Leon, 27, works at a startup. His working hours are shorter than those of his peers, but he places greater emphasis on health, hobbies, and social connections. “I’m not avoiding effort,” he said. “I’ve realized that effort no longer brings proportional returns. I used to work overtime constantly, but my salary and promotion barely improved, while life became suffocating.”

Leon’s choice reflects a broader trend: young people are no longer blindly chasing career success, but rationally assessing input and return, investing their energy in areas that offer happiness, growth, and freedom. “Rejecting low-return effort isn’t giving up,” he said. “It’s reclaiming control over my life.”

Reporter’s Reflection
They Haven’t Lain Flat — They’ve Simply Changed How They Stand
Yuan Yin

The choices of the younger generation do not stem from laziness, but from changes in the return structure. When effort no longer guarantees stable careers, income, or lives, minimizing risk and planning cautiously becomes the most rational course of action.

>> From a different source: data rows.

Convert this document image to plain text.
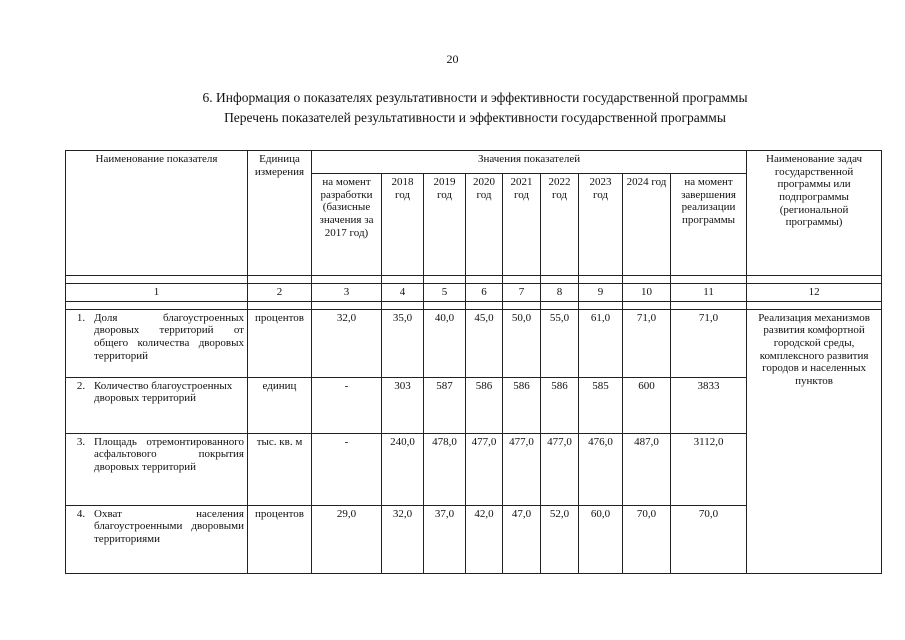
20
6. Информация о показателях результативности и эффективности государственной программы
Перечень показателей результативности и эффективности государственной программы
Наименование показателя	Единица измерения	Значения показателей									Наименование задач государственной программы или подпрограммы (региональной программы)
		на момент разработки (базисные значения за 2017 год)	2018 год	2019 год	2020 год	2021 год	2022 год	2023 год	2024 год	на момент завершения реализации программы	

1	2	3	4	5	6	7	8	9	10	11	12

1. Доля благоустроенных дворовых территорий от общего количества дворовых территорий	процентов	32,0	35,0	40,0	45,0	50,0	55,0	61,0	71,0	71,0	Реализация механизмов развития комфортной городской среды, комплексного развития городов и населенных пунктов

2. Количество благоустроенных дворовых территорий	единиц	-	303	587	586	586	586	585	600	3833	

3. Площадь отремонтированного асфальтового покрытия дворовых территорий	тыс. кв. м	-	240,0	478,0	477,0	477,0	477,0	476,0	487,0	3112,0	

4. Охват населения благоустроенными дворовыми территориями	процентов	29,0	32,0	37,0	42,0	47,0	52,0	60,0	70,0	70,0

Rather than blaming them for “lacking initiative,” it is worth asking whether society can still offer a path where effort leads to stability — whether the world is still willing to give young people a future worth investing in and striving for.

This is not merely an individual choice; it reflects whether the broader economic, educational, and institutional systems are honoring their commitments to the next generation. When effort and reward become decoupled, choosing to “reduce input and control risk” becomes inevitable — not a surrender of dreams, nor an escape from life.